Harold "Hardface" Clanton
Long before casinos brought legalized gambling and big-name entertainment to Tunica, African American entrepreneur Harold “Hardface” Clanton (1916-1982) ran a flourishing operation here that offered games of chance, bootleg liquor, and the best in blues music. Nicknamed for the stone face he wore during poker games, Clanton owned several businesses, including a cafe near this site and “The Barn” on Old Mhoon Landing Road, where most of the action took place.
Harold “Hardface” Clanton was a legend not only in Tunica but across the country, in both blues and gambling circles. Though never elected to office, he was called “the black sheriff” of the county and was reputed to be Tunica’s “first black millionaire” as well. Recalled with fondness and admiration by blacks and whites alike, Clanton operated in an era when Tunica County steered its own course when it came to gambling and alcohol statutes. Gambling helped fuel the economy, drawing money from the many out-of-town participants and providing employment for locals. Hardface’s activities helped pave the way for Tunica County to legalize casino gambling in 1991. It was the first county on the Mississippi River to do so.
Clanton was born into a large farming family on May 29, 1916. He had only a grammar school education, according to his U.S. Army enlistment papers from 1943. However, his term in the military turned out to be both educational and profitable–he came home loaded with cash he had won from servicemen and with enough gaming experience to start a business of his own. He opened Harold’s Cafe at 856 Magnolia Street in Tunica and later built “The Barn” four miles west of this site. He also raised cotton and at times ran cafes in West Memphis and on Prichard Road in Tunica. B. B. King, Bobby Bland, Howlin’ Wolf, Ike Turner, Albert King, Sonny Boy Williamson No. 2, Robert Nighthawk, Frank Frost, Houston Stackhouse, and many other renowned blues artists provided music for Hardface and his clientele. Many of the local bands Hardface hired were led by drummers: Sam Carr of Lula, James “Peck” Curtis of Helena, and the peg-legged Roosevelt “Barber” Parker of Tunica. Parker and his Silver Kings Band once had a radio show in Memphis on WDIA.

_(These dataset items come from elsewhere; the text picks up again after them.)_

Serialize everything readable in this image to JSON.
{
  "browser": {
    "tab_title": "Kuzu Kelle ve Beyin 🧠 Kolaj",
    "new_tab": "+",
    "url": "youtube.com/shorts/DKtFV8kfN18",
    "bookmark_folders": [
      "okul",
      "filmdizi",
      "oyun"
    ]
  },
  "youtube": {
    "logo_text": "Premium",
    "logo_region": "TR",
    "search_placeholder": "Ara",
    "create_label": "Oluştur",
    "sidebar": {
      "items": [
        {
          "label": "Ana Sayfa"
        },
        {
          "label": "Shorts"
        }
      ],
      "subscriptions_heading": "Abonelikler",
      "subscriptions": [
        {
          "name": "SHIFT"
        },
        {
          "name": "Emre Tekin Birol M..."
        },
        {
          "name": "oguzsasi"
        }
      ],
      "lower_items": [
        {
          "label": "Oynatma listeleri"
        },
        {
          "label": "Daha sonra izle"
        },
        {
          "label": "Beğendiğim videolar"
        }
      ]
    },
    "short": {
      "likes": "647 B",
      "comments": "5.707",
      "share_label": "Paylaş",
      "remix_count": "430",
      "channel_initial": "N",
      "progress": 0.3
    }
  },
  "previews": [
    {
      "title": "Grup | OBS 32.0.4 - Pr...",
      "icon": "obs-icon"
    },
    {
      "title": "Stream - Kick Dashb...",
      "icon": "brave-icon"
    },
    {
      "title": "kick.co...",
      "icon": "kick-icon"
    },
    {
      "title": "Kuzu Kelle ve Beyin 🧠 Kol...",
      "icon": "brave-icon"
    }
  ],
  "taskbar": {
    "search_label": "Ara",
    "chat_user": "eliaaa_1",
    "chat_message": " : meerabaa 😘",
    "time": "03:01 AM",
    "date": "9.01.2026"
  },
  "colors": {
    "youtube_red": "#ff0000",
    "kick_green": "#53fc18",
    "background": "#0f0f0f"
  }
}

Hardface’s reputation reached from Las Vegas to Cicero, Illinois, the Chicago suburb famed for its Mafia connections. According to a local anecdote, one Monday morning he was asked about the stacks of cash he had accrued. He replied, “Oh, some boys down from Cicero thought they knew how to throw the dice.” Dice games brought in the money for him in Tunica, but Clanton loved to play a three-card poker game called kotch or cotch. He traveled often to gamble himself, superstitiously choosing a different car for each road trip to Texas, Louisiana, or Vicksburg. Some say the nickname Hardface came from his famous poker face, while another story has it that during his younger days, he sometimes lived the gambling life 24 hours a day, sleeping with his face against the hard surface of the craps tables. Clanton died on June 4, 1982. So many people turned out to pay their respects that his funeral had to be held at the Rosa Fort High School gymnasium.